Alors que la situation sécuritaire reste alarmante dans l’Est de la République démocratique du Congo (RDC), le Président de la République, Félix Antoine Tshisekedi Tshilombo, souhaiterait s’entretenir en bilatéral avec le Président des États-Unis, Donald J. Trump, en marge du Forum économique mondial de Davos, prévu du 19 au 23 janvier 2026 en Suisse.
Selon plusieurs sources proches de la présidence congolaise, cette rencontre, si elle venait à se concrétiser, s’inscrirait dans une démarche diplomatique visant à mobiliser un soutien international accru face à l’insécurité persistante dans les provinces de l’Est du pays, notamment le Nord-Kivu et l’Ituri.
Kinshasa entendrait mettre à profit cette tribune mondiale pour attirer l’attention de Washington sur la complexité de la crise sécuritaire et sur la nécessité d’une implication plus ferme des partenaires stratégiques.

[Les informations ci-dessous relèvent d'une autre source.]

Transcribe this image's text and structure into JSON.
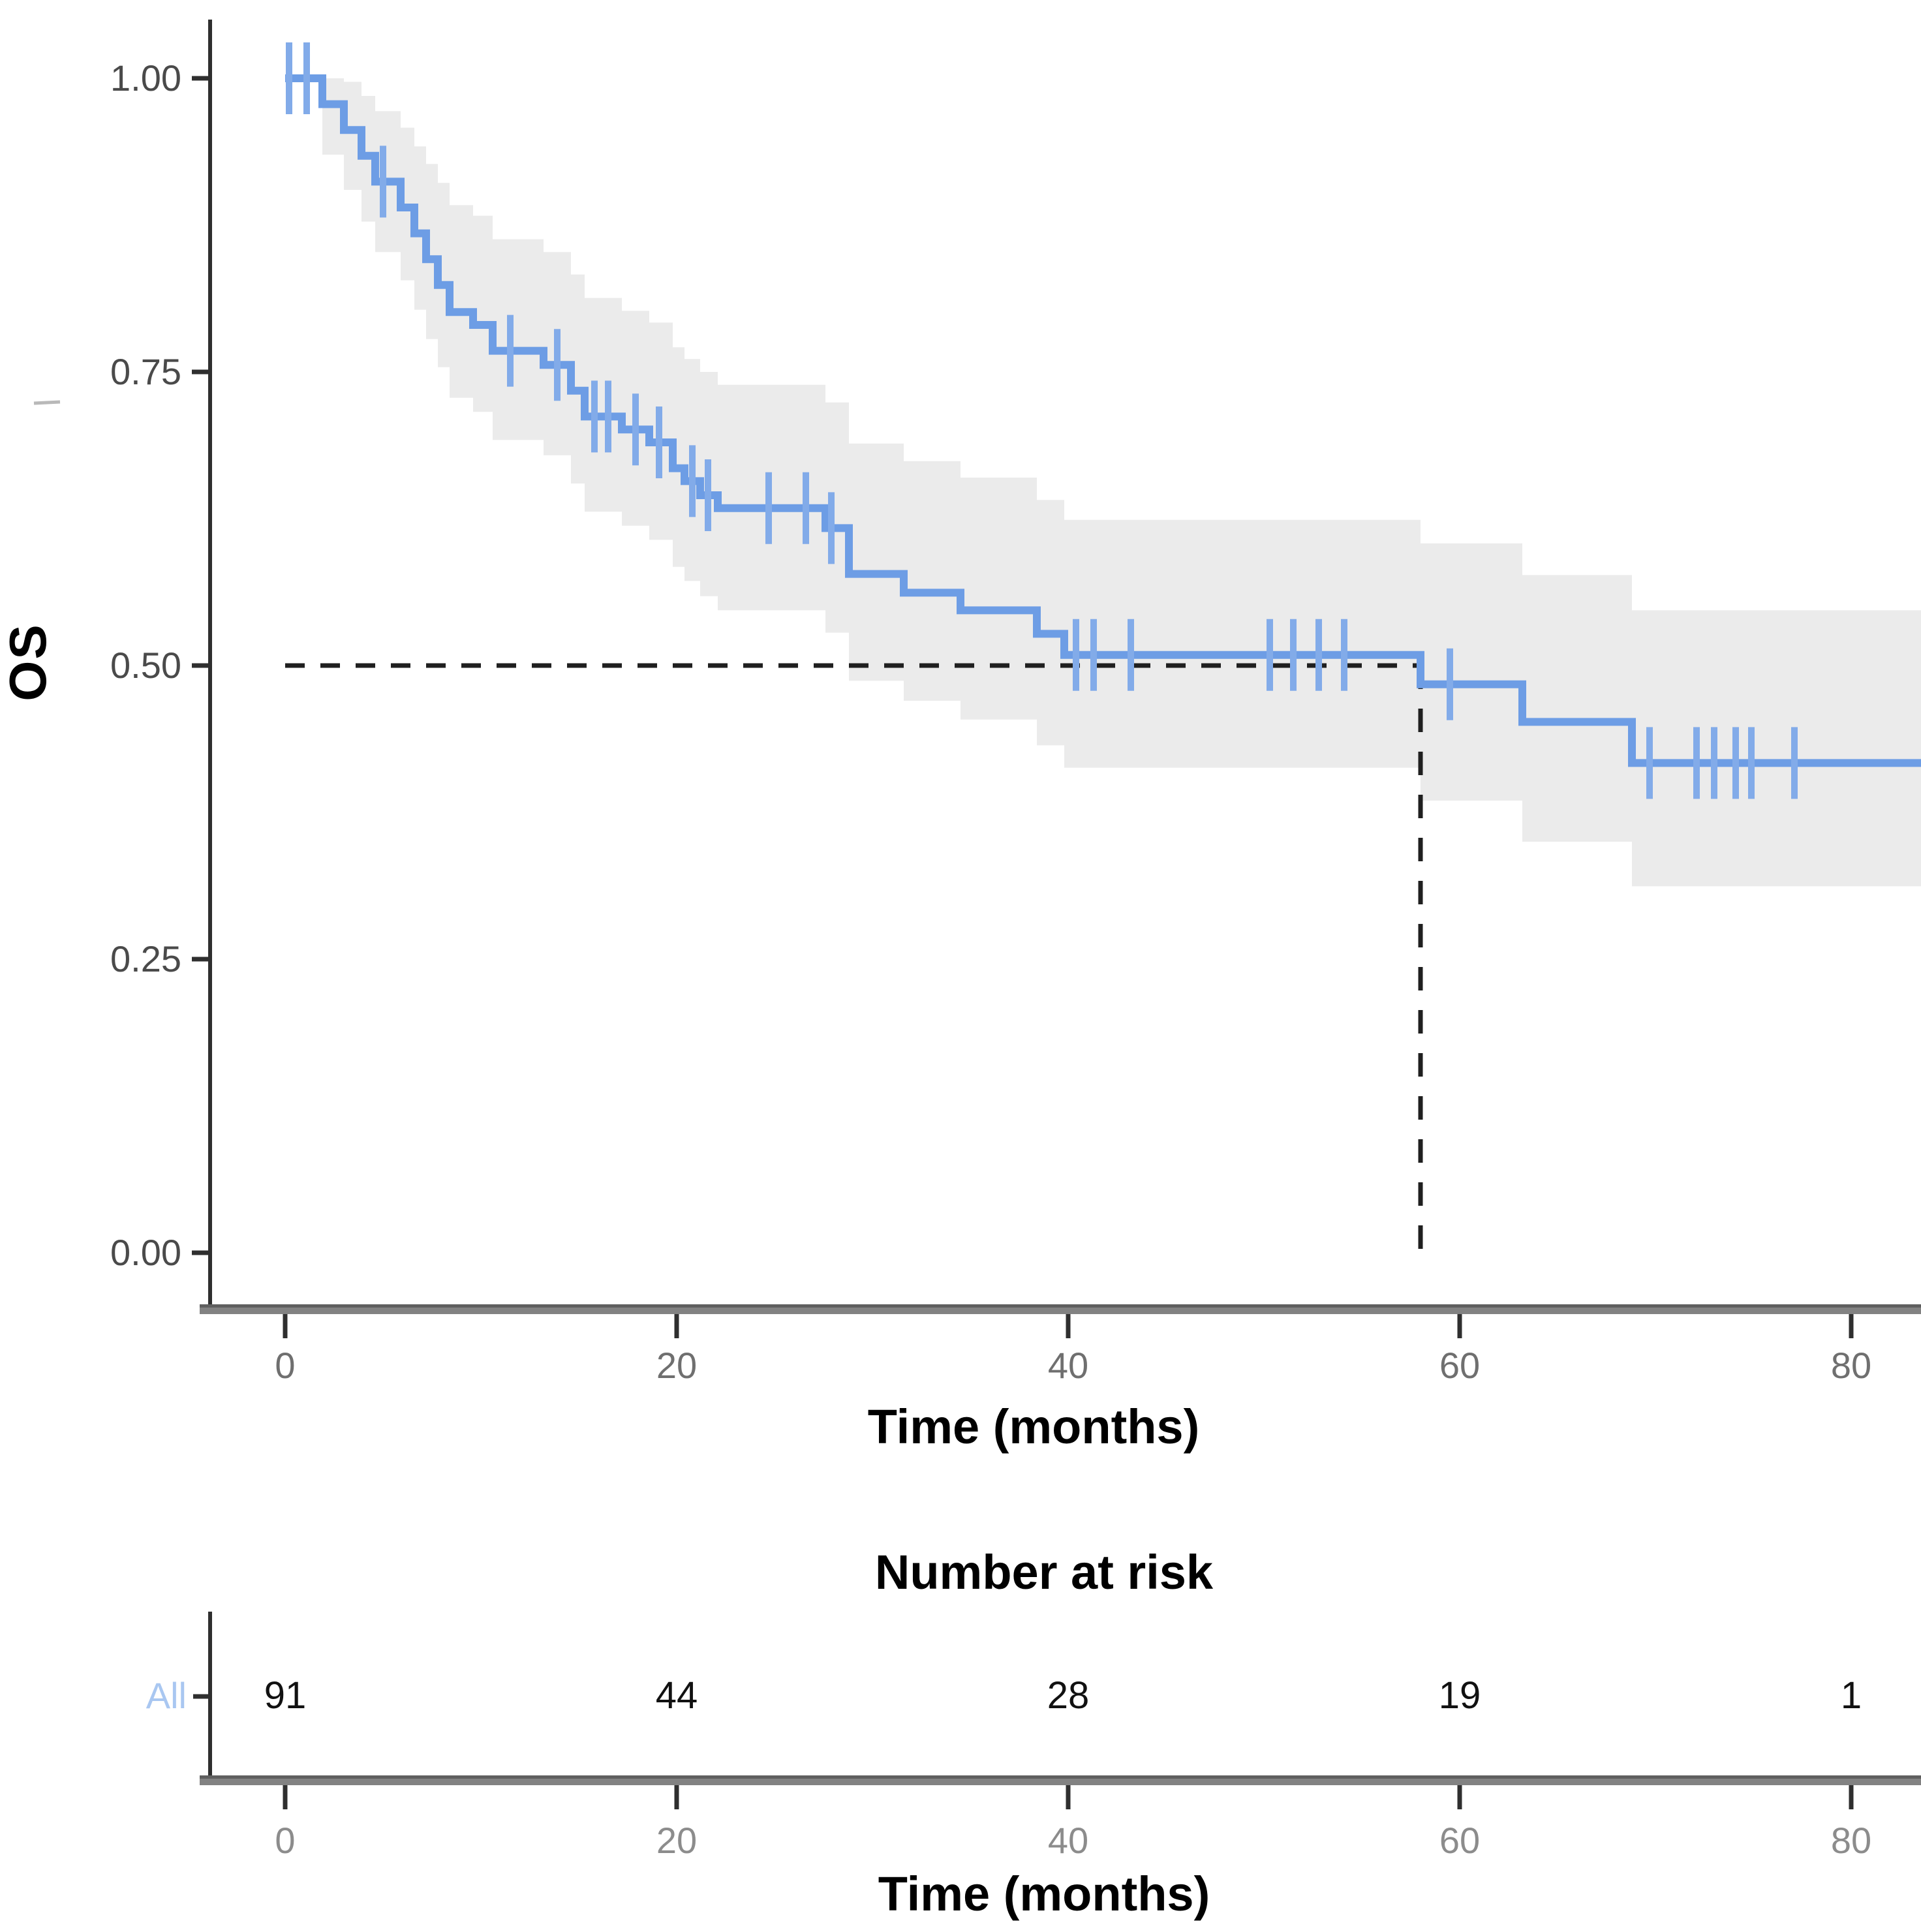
{
  "axes": {
    "y_title": "OS",
    "x_title": "Time (months)",
    "y_ticks": [
      "1.00",
      "0.75",
      "0.50",
      "0.25",
      "0.00"
    ],
    "y_tick_values": [
      1.0,
      0.75,
      0.5,
      0.25,
      0.0
    ],
    "x_ticks": [
      "0",
      "20",
      "40",
      "60",
      "80"
    ],
    "x_tick_values": [
      0,
      20,
      40,
      60,
      80
    ],
    "x_range": [
      0,
      83.6
    ],
    "y_range": [
      0.0,
      1.0
    ]
  },
  "risk_table": {
    "title": "Number at risk",
    "row_label": "All",
    "x_title": "Time (months)",
    "times": [
      0,
      20,
      40,
      60,
      80
    ],
    "counts": [
      "91",
      "44",
      "28",
      "19",
      "1"
    ]
  },
  "colors": {
    "curve": "#6d9de5",
    "censor": "#82abe9",
    "ci_band": "#ebebeb",
    "dashed": "#1f1f1f",
    "axis_line": "#2f2f2f",
    "thick_axis": "#828282",
    "thick_axis_top": "#5f5f5f",
    "tick_label": "#4a4a4a",
    "x_tick_label": "#6f6f6f",
    "bottom_tick_label": "#8c8c8c",
    "risk_count": "#111111",
    "row_label_blue": "#a9c7f1",
    "artifact": "#b9b9b9"
  },
  "chart_data": {
    "type": "line",
    "subtype": "kaplan-meier",
    "title": "",
    "xlabel": "Time (months)",
    "ylabel": "OS",
    "xlim": [
      0,
      83.6
    ],
    "ylim": [
      0,
      1.0
    ],
    "grid": false,
    "legend_position": "none",
    "median": {
      "time": 58,
      "survival": 0.5
    },
    "series": [
      {
        "name": "All",
        "steps": [
          [
            0,
            1.0
          ],
          [
            1.9,
            0.978
          ],
          [
            3.0,
            0.956
          ],
          [
            3.9,
            0.934
          ],
          [
            4.6,
            0.912
          ],
          [
            5.9,
            0.89
          ],
          [
            6.6,
            0.868
          ],
          [
            7.2,
            0.846
          ],
          [
            7.8,
            0.824
          ],
          [
            8.4,
            0.801
          ],
          [
            9.6,
            0.79
          ],
          [
            10.6,
            0.768
          ],
          [
            13.2,
            0.756
          ],
          [
            14.6,
            0.734
          ],
          [
            15.3,
            0.712
          ],
          [
            17.2,
            0.701
          ],
          [
            18.6,
            0.69
          ],
          [
            19.8,
            0.668
          ],
          [
            20.4,
            0.657
          ],
          [
            21.2,
            0.645
          ],
          [
            22.1,
            0.634
          ],
          [
            27.6,
            0.617
          ],
          [
            28.8,
            0.578
          ],
          [
            31.6,
            0.562
          ],
          [
            34.5,
            0.547
          ],
          [
            38.4,
            0.527
          ],
          [
            39.8,
            0.509
          ],
          [
            58.0,
            0.484
          ],
          [
            63.2,
            0.452
          ],
          [
            68.8,
            0.417
          ]
        ],
        "censors": [
          [
            0.2,
            1.0
          ],
          [
            1.1,
            1.0
          ],
          [
            5.0,
            0.912
          ],
          [
            11.5,
            0.768
          ],
          [
            13.9,
            0.756
          ],
          [
            15.8,
            0.712
          ],
          [
            16.5,
            0.712
          ],
          [
            17.9,
            0.701
          ],
          [
            19.1,
            0.69
          ],
          [
            20.8,
            0.657
          ],
          [
            21.6,
            0.645
          ],
          [
            24.7,
            0.634
          ],
          [
            26.6,
            0.634
          ],
          [
            27.9,
            0.617
          ],
          [
            40.4,
            0.509
          ],
          [
            41.3,
            0.509
          ],
          [
            43.2,
            0.509
          ],
          [
            50.3,
            0.509
          ],
          [
            51.5,
            0.509
          ],
          [
            52.8,
            0.509
          ],
          [
            54.1,
            0.509
          ],
          [
            59.5,
            0.484
          ],
          [
            69.7,
            0.417
          ],
          [
            72.1,
            0.417
          ],
          [
            73.0,
            0.417
          ],
          [
            74.1,
            0.417
          ],
          [
            74.9,
            0.417
          ],
          [
            77.1,
            0.417
          ]
        ],
        "ci": [
          [
            0,
            1.0,
            1.0
          ],
          [
            1.9,
            0.935,
            1.0
          ],
          [
            3.0,
            0.905,
            0.997
          ],
          [
            3.9,
            0.878,
            0.985
          ],
          [
            4.6,
            0.852,
            0.972
          ],
          [
            5.9,
            0.828,
            0.958
          ],
          [
            6.6,
            0.803,
            0.942
          ],
          [
            7.2,
            0.778,
            0.927
          ],
          [
            7.8,
            0.754,
            0.911
          ],
          [
            8.4,
            0.728,
            0.892
          ],
          [
            9.6,
            0.716,
            0.883
          ],
          [
            10.6,
            0.692,
            0.863
          ],
          [
            13.2,
            0.679,
            0.852
          ],
          [
            14.6,
            0.655,
            0.833
          ],
          [
            15.3,
            0.631,
            0.813
          ],
          [
            17.2,
            0.619,
            0.802
          ],
          [
            18.6,
            0.607,
            0.792
          ],
          [
            19.8,
            0.584,
            0.771
          ],
          [
            20.4,
            0.572,
            0.761
          ],
          [
            21.2,
            0.559,
            0.75
          ],
          [
            22.1,
            0.547,
            0.739
          ],
          [
            27.6,
            0.528,
            0.724
          ],
          [
            28.8,
            0.487,
            0.689
          ],
          [
            31.6,
            0.47,
            0.674
          ],
          [
            34.5,
            0.454,
            0.66
          ],
          [
            38.4,
            0.432,
            0.641
          ],
          [
            39.8,
            0.413,
            0.624
          ],
          [
            58.0,
            0.385,
            0.604
          ],
          [
            63.2,
            0.35,
            0.577
          ],
          [
            68.8,
            0.312,
            0.547
          ]
        ]
      }
    ],
    "number_at_risk": {
      "label": "All",
      "times": [
        0,
        20,
        40,
        60,
        80
      ],
      "counts": [
        91,
        44,
        28,
        19,
        1
      ]
    }
  }
}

Depuis plusieurs années, l’Est de la RDC est confronté à la présence de groupes armés locaux et étrangers, responsables de violences récurrentes contre les populations civiles.
Cette situation a provoqué d’importants déplacements de populations, aggravant une crise humanitaire déjà critique.
Malgré les efforts des Forces armées de la RDC (FARDC), l’appui de forces régionales et diverses initiatives diplomatiques, la stabilité peine à se consolider sur le terrain.
La participation du Chef de l’État congolais au Forum économique mondial de Davos répond également à des enjeux économiques majeurs.
Félix Tshisekedi compte y promouvoir le potentiel économique de la RDC, pays aux ressources naturelles stratégiques, notamment dans les secteurs des minerais critiques, de l’énergie et des infrastructures.
Dans ce contexte, la question sécuritaire apparaît comme un préalable indispensable pour attirer et rassurer les investisseurs internationaux.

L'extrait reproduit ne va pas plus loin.